By analyzing existing cross correlation between Lixil Group Corp and Toray Industries ADR, you can compare the effects of market volatilities on Lixil Group and Toray Industries and check how they will diversify away market risk if combined in the same portfolio for a given time horizon. You can also utilize pair trading strategies of matching a long position in Lixil Group with a short position of Toray Industries. Check out your portfolio center. Please also check ongoing floating volatility patterns of Lixil Group and Toray Industries.

Diversification Opportunities for Lixil Group and Toray Industries

-0.15
  Correlation Coefficient

Good diversification

The 3 months correlation between Lixil and Toray is -0.15. Overlapping area represents the amount of risk that can be diversified away by holding Lixil Group Corp and Toray Industries ADR in the same portfolio, assuming nothing else is changed. The correlation between historical prices or returns on Toray Industries ADR and Lixil Group is a relative statistical measure of the degree to which these equity instruments tend to move together. The correlation coefficient measures the extent to which returns on Lixil Group Corp are associated (or correlated) with Toray Industries. Values of the correlation coefficient range from -1 to +1, where. The correlation of zero (0) is possible when the price movement of Toray Industries ADR has no effect on the direction of Lixil Group i.e., Lixil Group and Toray Industries go up and down completely randomly.
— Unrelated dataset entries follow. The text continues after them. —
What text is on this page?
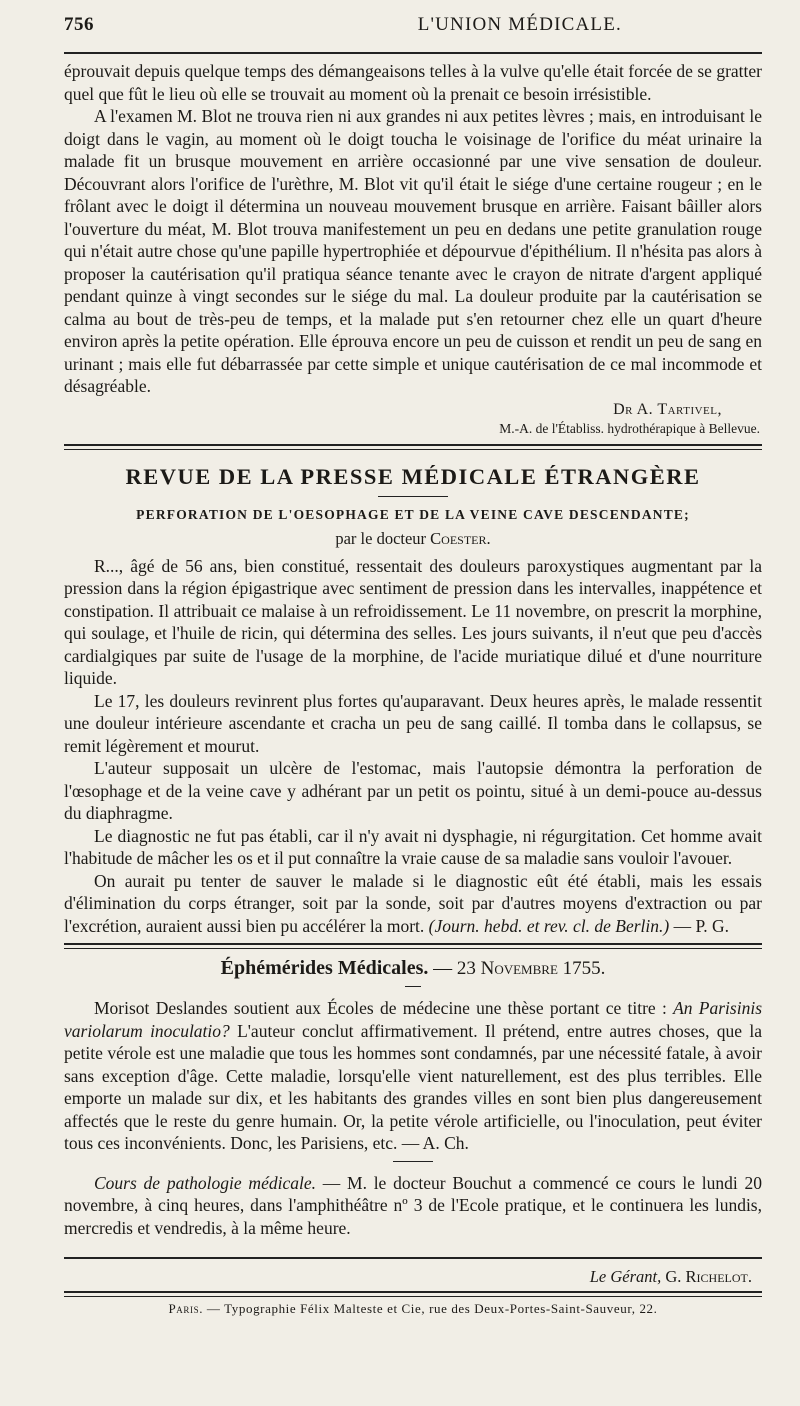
756	L'UNION MÉDICALE.

éprouvait depuis quelque temps des démangeaisons telles à la vulve qu'elle était forcée de se gratter quel que fût le lieu où elle se trouvait au moment où la prenait ce besoin irrésistible.

A l'examen M. Blot ne trouva rien ni aux grandes ni aux petites lèvres ; mais, en introduisant le doigt dans le vagin, au moment où le doigt toucha le voisinage de l'orifice du méat urinaire la malade fit un brusque mouvement en arrière occasionné par une vive sensation de douleur. Découvrant alors l'orifice de l'urèthre, M. Blot vit qu'il était le siége d'une certaine rougeur ; en le frôlant avec le doigt il détermina un nouveau mouvement brusque en arrière. Faisant bâiller alors l'ouverture du méat, M. Blot trouva manifestement un peu en dedans une petite granulation rouge qui n'était autre chose qu'une papille hypertrophiée et dépourvue d'épithélium. Il n'hésita pas alors à proposer la cautérisation qu'il pratiqua séance tenante avec le crayon de nitrate d'argent appliqué pendant quinze à vingt secondes sur le siége du mal. La douleur produite par la cautérisation se calma au bout de très-peu de temps, et la malade put s'en retourner chez elle un quart d'heure environ après la petite opération. Elle éprouva encore un peu de cuisson et rendit un peu de sang en urinant ; mais elle fut débarrassée par cette simple et unique cautérisation de ce mal incommode et désagréable.

Dr A. Tartivel,
M.-A. de l'Établiss. hydrothérapique à Bellevue.
REVUE DE LA PRESSE MÉDICALE ÉTRANGÈRE
PERFORATION DE L'OESOPHAGE ET DE LA VEINE CAVE DESCENDANTE;
par le docteur Coester.

R..., âgé de 56 ans, bien constitué, ressentait des douleurs paroxystiques augmentant par la pression dans la région épigastrique avec sentiment de pression dans les intervalles, inappétence et constipation. Il attribuait ce malaise à un refroidissement. Le 11 novembre, on prescrit la morphine, qui soulage, et l'huile de ricin, qui détermina des selles. Les jours suivants, il n'eut que peu d'accès cardialgiques par suite de l'usage de la morphine, de l'acide muriatique dilué et d'une nourriture liquide.

Le 17, les douleurs revinrent plus fortes qu'auparavant. Deux heures après, le malade ressentit une douleur intérieure ascendante et cracha un peu de sang caillé. Il tomba dans le collapsus, se remit légèrement et mourut.

L'auteur supposait un ulcère de l'estomac, mais l'autopsie démontra la perforation de l'œsophage et de la veine cave y adhérant par un petit os pointu, situé à un demi-pouce au-dessus du diaphragme.

Le diagnostic ne fut pas établi, car il n'y avait ni dysphagie, ni régurgitation. Cet homme avait l'habitude de mâcher les os et il put connaître la vraie cause de sa maladie sans vouloir l'avouer.

On aurait pu tenter de sauver le malade si le diagnostic eût été établi, mais les essais d'élimination du corps étranger, soit par la sonde, soit par d'autres moyens d'extraction ou par l'excrétion, auraient aussi bien pu accélérer la mort. (Journ. hebd. et rev. cl. de Berlin.) — P. G.

Éphémérides Médicales. — 23 Novembre 1755.

Morisot Deslandes soutient aux Écoles de médecine une thèse portant ce titre : An Parisinis variolarum inoculatio? L'auteur conclut affirmativement. Il prétend, entre autres choses, que la petite vérole est une maladie que tous les hommes sont condamnés, par une nécessité fatale, à avoir sans exception d'âge. Cette maladie, lorsqu'elle vient naturellement, est des plus terribles. Elle emporte un malade sur dix, et les habitants des grandes villes en sont bien plus dangereusement affectés que le reste du genre humain. Or, la petite vérole artificielle, ou l'inoculation, peut éviter tous ces inconvénients. Donc, les Parisiens, etc. — A. Ch.

Cours de pathologie médicale. — M. le docteur Bouchut a commencé ce cours le lundi 20 novembre, à cinq heures, dans l'amphithéâtre nº 3 de l'Ecole pratique, et le continuera les lundis, mercredis et vendredis, à la même heure.

Le Gérant, G. Richelot.
Paris. — Typographie Félix Malteste et Cie, rue des Deux-Portes-Saint-Sauveur, 22.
Pair Corralation between Lixil Group and Toray Industries

Assuming the 90 days horizon Lixil Group is expected to generate 1.41 times less return on investment than Toray Industries. But when comparing it to its historical volatility, Lixil Group Corp is 2.03 times less risky than Toray Industries. It trades about 0.25 of its potential returns per unit of risk. Toray Industries ADR is currently generating about 0.17 of returns per unit of risk over similar time horizon. If you would invest  1,082  in Toray Industries ADR on August 27, 2024 and sell it today you would earn a total of  129.00  from holding Toray Industries ADR or generate 11.92% return on investment over 90 days.
Time Period3 Months [change]
DirectionMoves Against 
StrengthInsignificant
Accuracy100.0%
ValuesDaily Returns

Lixil Group Corp  vs.  Toray Industries ADR

 Performance 
       Timeline  
Lixil Group Corp 

Risk-Adjusted Performance

0 of 100

 
Weak
 
Strong
Very Weak
Over the last 90 days Lixil Group Corp has generated negative risk-adjusted returns adding no value to investors with long positions. In spite of fairly strong basic indicators, Lixil Group is not utilizing all of its potentials. The newest stock price disturbance, may contribute to short-term losses for the investors.
Toray Industries ADR 

Risk-Adjusted Performance

10 of 100

 
Weak
 
Strong
OK
Compared to the overall equity markets, risk-adjusted returns on investments in Toray Industries ADR are ranked lower than 10 (%) of all global equities and portfolios over the last 90 days. In spite of fairly inconsistent forward indicators, Toray Industries showed solid returns over the last few months and may actually be approaching a breakup point.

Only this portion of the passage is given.